The regression model is
\[ y_{ij} = \gamma_0 + \gamma_1\times \mbox{treat}_{ij} + \gamma_2\times (x_{ij}-\bar{x}) + \epsilon_{ij} \]
The colinearity between treatment group and the covariance makes the test more complex. The regression slope for the treatment effect is \[ \gamma_1 = \left(\bar{y}_1-\bar{y}_0\right) - \gamma_2\left(\bar{x}_1-\bar{x}_0\right) \] and the variance of the effect is \[ \hat{V}\left\{\hat{\gamma_1} \right\} = \hat{\sigma}^2\left(1-\hat{\rho}_{yx,w}^2\right)\frac{2n-2}{2n-3}\frac{2}{n}\frac{1}{1-\hat{\rho}_{tx}^2} \]
Porter & Raudenbush. “Analysis of covariance: Its model and use in psychological research.” (1987)
The final test statistic has many components \[ \lambda = \underbrace{\frac{\left(\mu_1-\mu_0\right) - \gamma_2\left(\bar{x}_1-\bar{x}_0\right)}{\sigma}}_\text{Adjusted Effect size}\underbrace{\sqrt{\frac{1}{\left(1-\rho_{yx,w}^2\right)}}}_\text{Covariate effect}\underbrace{\sqrt{\frac{n}{2}\frac{2n-3}{2n-2}}}_\text{Sample size}\underbrace{\sqrt{1-\rho_{tx}^2}}_\text{Multicolinearity} \] where the effectiveness of the covariate in explaining variation in the outcome is \(\rho_{yx,w}^2\) and the multicolinearity that can be expected between the group indicator and the covariate is \(\rho_{tx}\)
If we can plan on zero correlation between the covariate and treatment group, this expression simplifies to \[ \lambda = \underbrace{\frac{\left(\mu_1-\mu_0\right)}{\sigma}}_\text{Effect size}\underbrace{\sqrt{\frac{1}{\left(1-\rho_{yx,w}^2\right)}}}_\text{Covariate effect}\underbrace{\sqrt{\frac{n}{2}\frac{2n-3}{2n-2}}}_\text{Sample size} \]
The square root of \(\frac{2n-3}{2n-2}\) is always less than 1, but never dips below about 0.95 for samples of \(n = 6\) or greater.
curve(sqrt((2*x-3)/(2*x-2)), from = 4, to = 10)

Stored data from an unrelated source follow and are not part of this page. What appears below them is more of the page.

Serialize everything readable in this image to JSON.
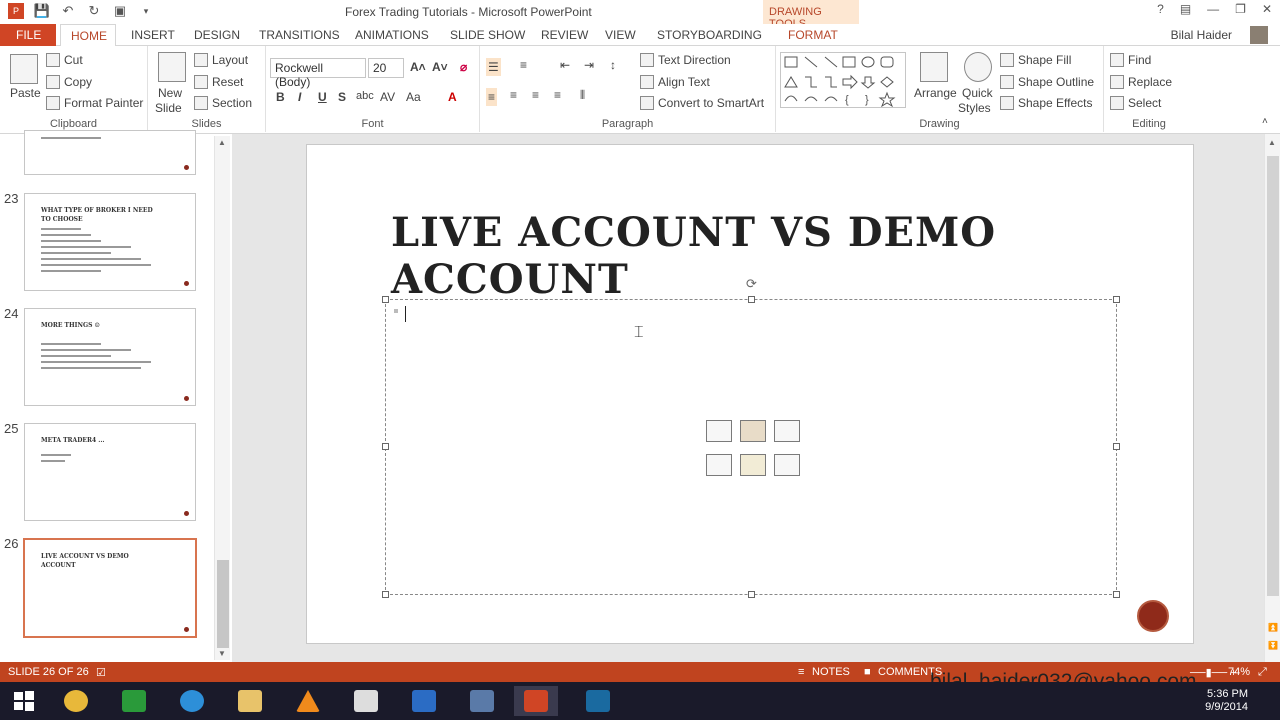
{
  "window": {
    "title": "Forex Trading Tutorials - Microsoft PowerPoint",
    "context_tab_label": "DRAWING TOOLS",
    "user": "Bilal Haider"
  },
  "tabs": [
    "FILE",
    "HOME",
    "INSERT",
    "DESIGN",
    "TRANSITIONS",
    "ANIMATIONS",
    "SLIDE SHOW",
    "REVIEW",
    "VIEW",
    "STORYBOARDING",
    "FORMAT"
  ],
  "ribbon": {
    "clipboard": {
      "paste": "Paste",
      "cut": "Cut",
      "copy": "Copy",
      "format_painter": "Format Painter",
      "label": "Clipboard"
    },
    "slides": {
      "new_slide_1": "New",
      "new_slide_2": "Slide",
      "layout": "Layout",
      "reset": "Reset",
      "section": "Section",
      "label": "Slides"
    },
    "font": {
      "font_name": "Rockwell (Body)",
      "font_size": "20",
      "label": "Font"
    },
    "paragraph": {
      "text_direction": "Text Direction",
      "align_text": "Align Text",
      "convert_smartart": "Convert to SmartArt",
      "label": "Paragraph"
    },
    "drawing": {
      "arrange": "Arrange",
      "quick_styles_1": "Quick",
      "quick_styles_2": "Styles",
      "shape_fill": "Shape Fill",
      "shape_outline": "Shape Outline",
      "shape_effects": "Shape Effects",
      "label": "Drawing"
    },
    "editing": {
      "find": "Find",
      "replace": "Replace",
      "select": "Select",
      "label": "Editing"
    }
  },
  "thumbnails": [
    {
      "num": "23",
      "title": "WHAT TYPE OF BROKER I NEED TO CHOOSE"
    },
    {
      "num": "24",
      "title": "MORE THINGS ☺"
    },
    {
      "num": "25",
      "title": "META TRADER4 ..."
    },
    {
      "num": "26",
      "title": "LIVE ACCOUNT VS DEMO ACCOUNT"
    }
  ],
  "slide": {
    "title": "LIVE ACCOUNT VS DEMO ACCOUNT"
  },
  "statusbar": {
    "slide_info": "SLIDE 26 OF 26",
    "notes": "NOTES",
    "comments": "COMMENTS",
    "zoom": "74%"
  },
  "watermark": "bilal_haider032@yahoo.com",
  "clock": {
    "time": "5:36 PM",
    "date": "9/9/2014"
  },
  "colors": {
    "accent": "#c0441f",
    "file_tab": "#d04525"
  }
}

Thus, unless the sample is extremely small, the effect of \(\frac{2n-3}{2n-2}\) on the non-centrality parameter is minimal. Knowing this, the non-centrality parameter be approximated with the simplified formula \[\lambda \approx \frac{\left(\mu_1-\mu_0\right) - \gamma_2\left(\bar{x}_1-\bar{x}_0\right)}{\sigma}\sqrt{\frac{n}{2}}\sqrt{\frac{1}{\left(1-\rho_{yx,w}^2\right)}}\sqrt{1-\rho_{tx}^2}\]
n <- 25 #sample size
df <- 2*n-2-1 #degrees of freedom
delta_a <- 0.5 #adjusted effect size
r_yx.w <- 0.5 #within group correlation
r_tx <- 0.2 #multicolinearity
alpha <- .05 #type i error
ct <- qt(alpha/2,df,
lower.tail = FALSE) #critical t
lambda <- delta_a*sqrt(n/2)*
sqrt(1/(1-r_yx.w^2))*
sqrt(1-r_tx^2) #noncentrality parameter
beta <- pt(ct,df,ncp)-pt(-ct,df,ncp) #type ii error
power <- 1-beta #power
power
## [1] 0.1947309
\[ n \approx \frac{2M_t^2}{\delta_a^2}\frac{1-\rho_{yx,w}^2}{1-\rho_{tx}^2} \]

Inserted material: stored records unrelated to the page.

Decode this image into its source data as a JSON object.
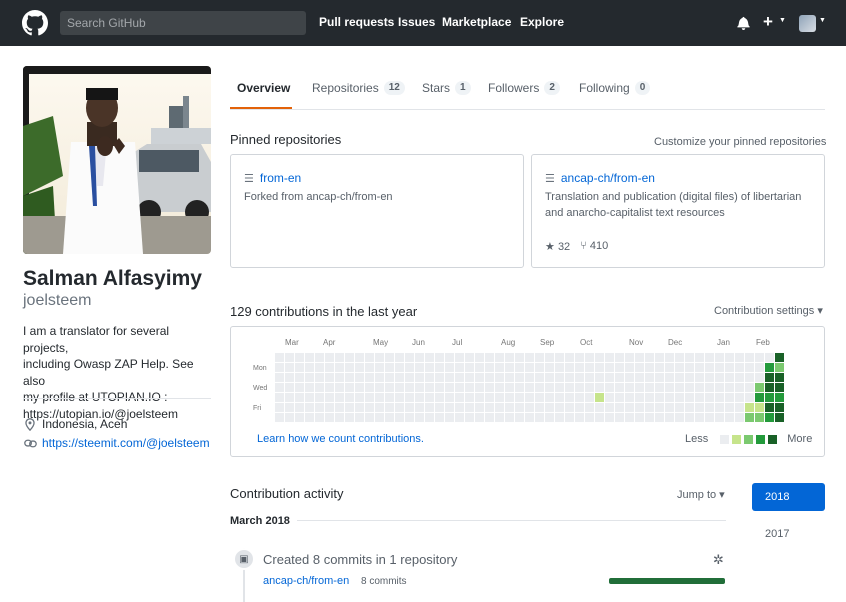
{
  "header": {
    "search_placeholder": "Search GitHub",
    "nav": [
      "Pull requests",
      "Issues",
      "Marketplace",
      "Explore"
    ],
    "icons": [
      "bell-icon",
      "plus-icon",
      "avatar-menu"
    ]
  },
  "profile": {
    "name": "Salman Alfasyimy",
    "login": "joelsteem",
    "bio_lines": [
      "I am a translator for several projects,",
      "including Owasp ZAP Help. See also",
      "my profile at UTOPIAN.IO :",
      "https://utopian.io/@joelsteem"
    ],
    "location": "Indonesia, Aceh",
    "website": "https://steemit.com/@joelsteem"
  },
  "tabs": [
    {
      "label": "Overview",
      "count": ""
    },
    {
      "label": "Repositories",
      "count": "12"
    },
    {
      "label": "Stars",
      "count": "1"
    },
    {
      "label": "Followers",
      "count": "2"
    },
    {
      "label": "Following",
      "count": "0"
    }
  ],
  "pinned": {
    "title": "Pinned repositories",
    "customize": "Customize your pinned repositories",
    "repos": [
      {
        "name": "from-en",
        "desc_lines": [
          "Forked from ancap-ch/from-en"
        ],
        "stars": "",
        "forks": ""
      },
      {
        "name": "ancap-ch/from-en",
        "desc_lines": [
          "Translation and publication (digital files) of libertarian",
          "and anarcho-capitalist text resources"
        ],
        "stars": "32",
        "forks": "410"
      }
    ]
  },
  "contributions": {
    "title": "129 contributions in the last year",
    "settings": "Contribution settings ▾",
    "months": [
      "Mar",
      "Apr",
      "May",
      "Jun",
      "Jul",
      "Aug",
      "Sep",
      "Oct",
      "Nov",
      "Dec",
      "Jan",
      "Feb"
    ],
    "day_labels": [
      "Mon",
      "Wed",
      "Fri"
    ],
    "learn": "Learn how we count contributions.",
    "less": "Less",
    "more": "More",
    "colors": [
      "#ebedf0",
      "#c6e48b",
      "#7bc96f",
      "#239a3b",
      "#196127"
    ]
  },
  "activity": {
    "title": "Contribution activity",
    "jump": "Jump to ▾",
    "years": [
      "2018",
      "2017"
    ],
    "month": "March 2018",
    "summary": "Created 8 commits in 1 repository",
    "repo": "ancap-ch/from-en",
    "commits": "8 commits"
  }
}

alpha <- 0.05 #type i error
power <- 0.8 #power
delta_a <- 0.5 #adjusted effect size
r_yx.w <- 0.5 #within group correlation
r_tx <- 0.2 #multicolinearity
M_z <- qnorm(power)-qnorm(alpha/2) #normal factor
n_z <- ((2*M_z^2)/delta_a^2)*
((1-r_yx.w^2)/(1-r_tx^2)) #approx. sample size
M_t <- qt(power,2*n_z-2-1)-
qt(alpha/2,2*n_z-2-1) #sample factor
n_t <- ((2*M_t^2)/delta_a^2)*
((1-r_yx.w^2)/(1-r_tx^2)) #sample size
n_t
## [1] 50.07819
Multilevel studies require knowledge about how the total population variance breaks down within and between clusters, summarized by the intraclass correlation (\(ICC\))

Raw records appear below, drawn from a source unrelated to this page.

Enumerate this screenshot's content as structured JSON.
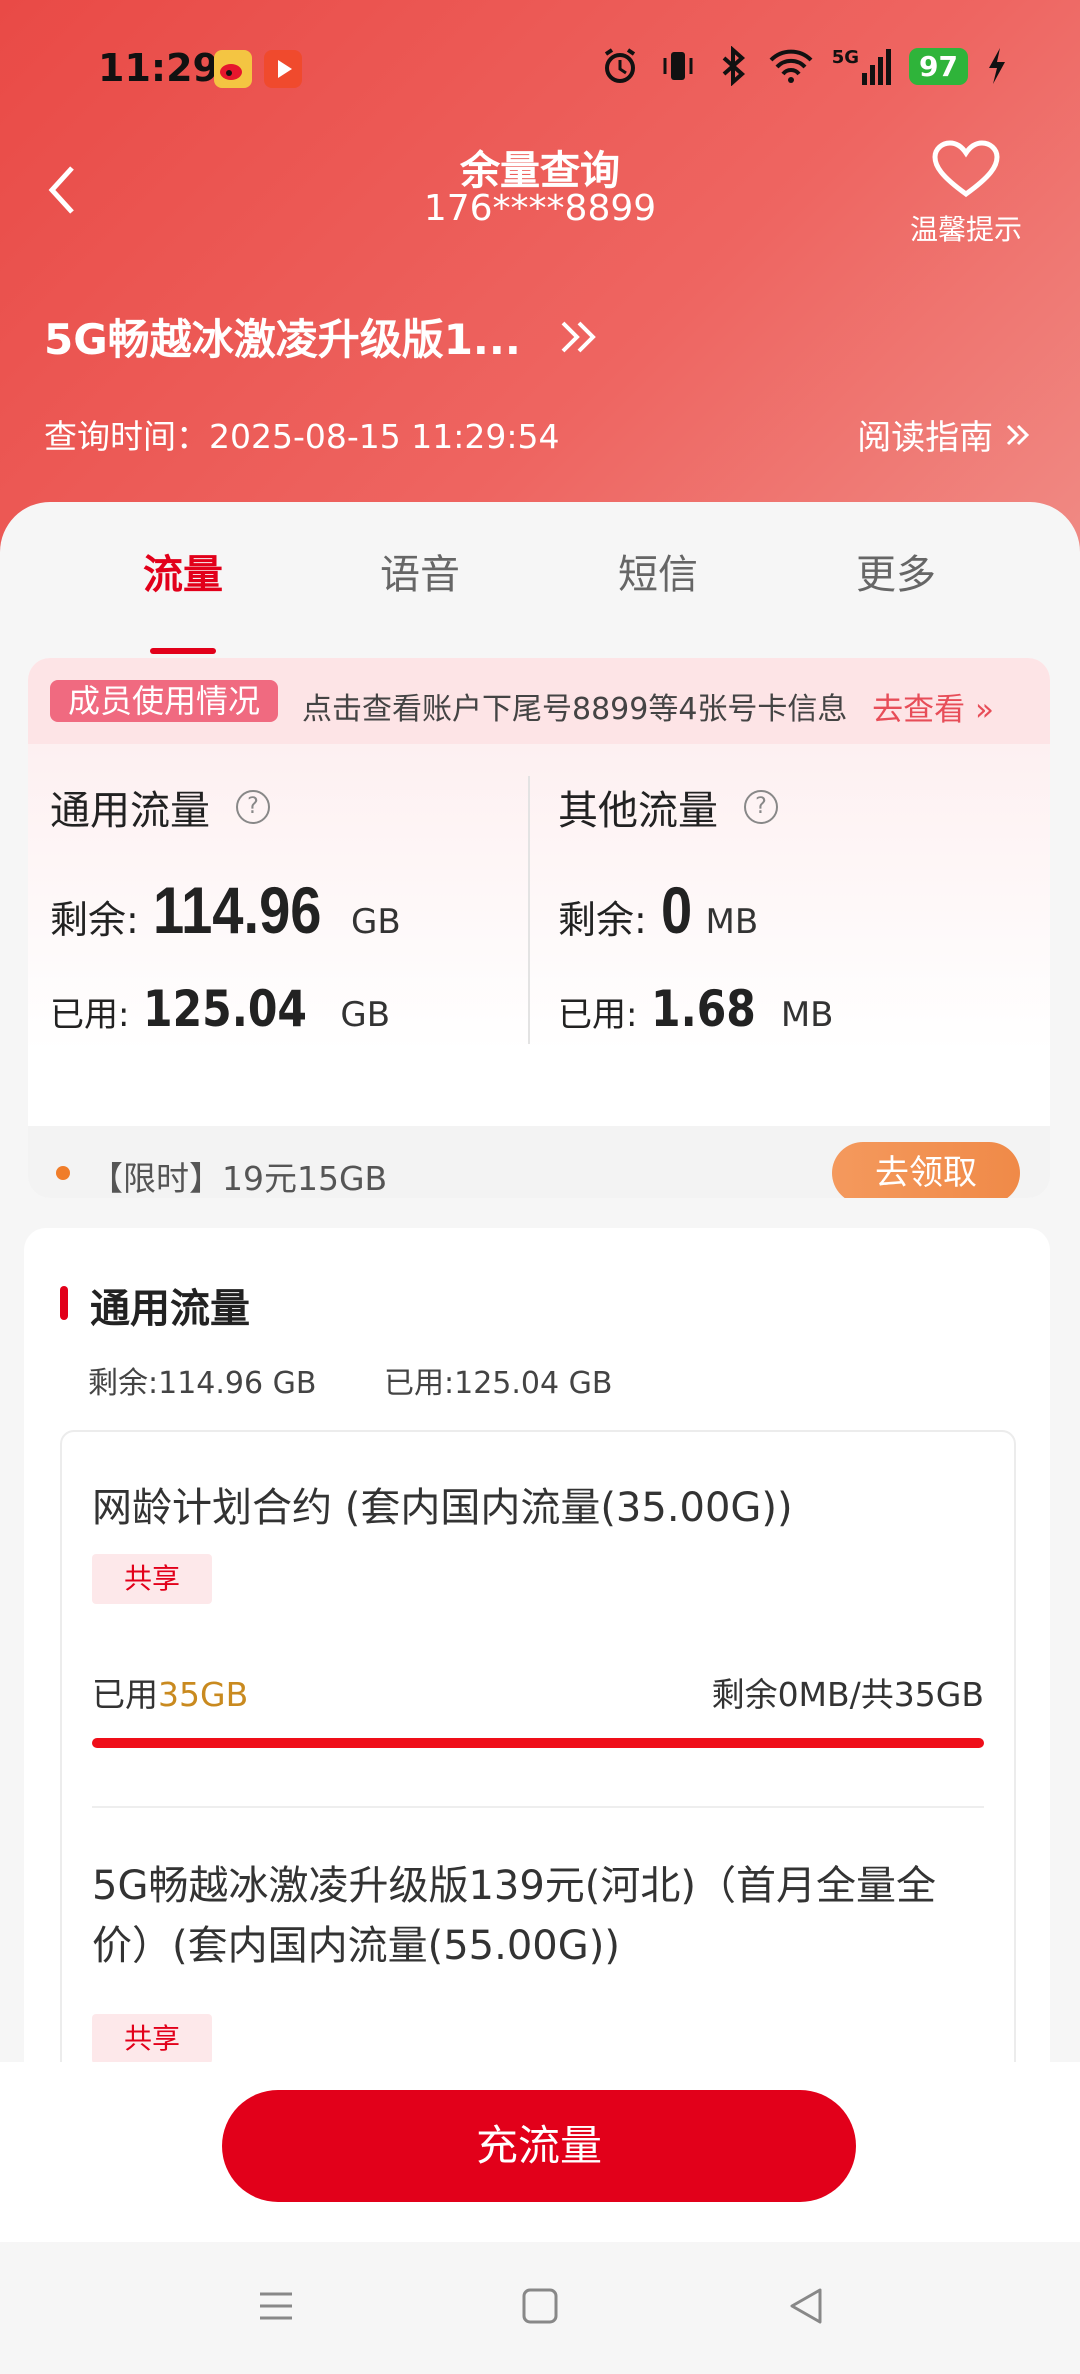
{
  "status_bar": {
    "time": "11:29",
    "battery": "97",
    "network": "5G"
  },
  "header": {
    "title": "余量查询",
    "phone": "176****8899",
    "tips_label": "温馨提示",
    "plan_name": "5G畅越冰激凌升级版1...",
    "query_time": "查询时间：2025-08-15 11:29:54",
    "guide": "阅读指南"
  },
  "tabs": [
    {
      "label": "流量",
      "active": true
    },
    {
      "label": "语音",
      "active": false
    },
    {
      "label": "短信",
      "active": false
    },
    {
      "label": "更多",
      "active": false
    }
  ],
  "member": {
    "badge": "成员使用情况",
    "text": "点击查看账户下尾号8899等4张号卡信息",
    "action": "去查看"
  },
  "general": {
    "title": "通用流量",
    "remain_label": "剩余:",
    "remain_value": "114.96",
    "remain_unit": "GB",
    "used_label": "已用:",
    "used_value": "125.04",
    "used_unit": "GB"
  },
  "other": {
    "title": "其他流量",
    "remain_label": "剩余:",
    "remain_value": "0",
    "remain_unit": "MB",
    "used_label": "已用:",
    "used_value": "1.68",
    "used_unit": "MB"
  },
  "promo": {
    "text": "【限时】19元15GB",
    "button": "去领取"
  },
  "detail": {
    "title": "通用流量",
    "remain": "剩余:114.96 GB",
    "used": "已用:125.04 GB",
    "packages": [
      {
        "name": "网龄计划合约 (套内国内流量(35.00G))",
        "tag": "共享",
        "used_prefix": "已用",
        "used_value": "35GB",
        "remain": "剩余0MB/共35GB",
        "used_fraction": 1.0
      },
      {
        "name": "5G畅越冰激凌升级版139元(河北)（首月全量全价）(套内国内流量(55.00G))",
        "tag": "共享"
      }
    ]
  },
  "recharge_button": "充流量",
  "colors": {
    "brand_red": "#e2001a",
    "header_red": "#e94a46",
    "promo_orange": "#f08a48",
    "gold": "#c98a1f"
  },
  "icons": [
    "weibo-icon",
    "video-icon",
    "alarm-icon",
    "vibrate-icon",
    "bluetooth-icon",
    "wifi-icon",
    "signal-icon",
    "charging-icon",
    "back-icon",
    "heart-icon",
    "help-icon",
    "double-chevron-icon",
    "menu-icon",
    "home-icon",
    "back-triangle-icon"
  ]
}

In the case of a two-level cluster randomized trial (where each treatment group has \(m\) clusters and each cluster has \(n\) units), the non-centrality parameter (i.e., the test) is \[ \lambda=\delta\sqrt{\frac{mn}{2}}\sqrt{\frac{1}{1+\left(n-1\right)ICC-\left(R_1^2+\left(nR_2^2-R_1^2\right)ICC\right)}} \]
Hedges & Rhoads. “Statistical Power Analysis in Education Research.” (2010)
Nonlinear models (i.e. generalized linear models and multilevel generalized linear models) typically require larger samples.
Power is difficult to estimate because the variance of the outcome is usually a function of the mean, and the experiment changes the means…so estimates of the baseline mean is essential to planning sample sizes.
For example, extreme probabilities for dichotomous outcomes (< 0.05 or > 0.95) exponentially increase required sample sizes for the same odds ratio.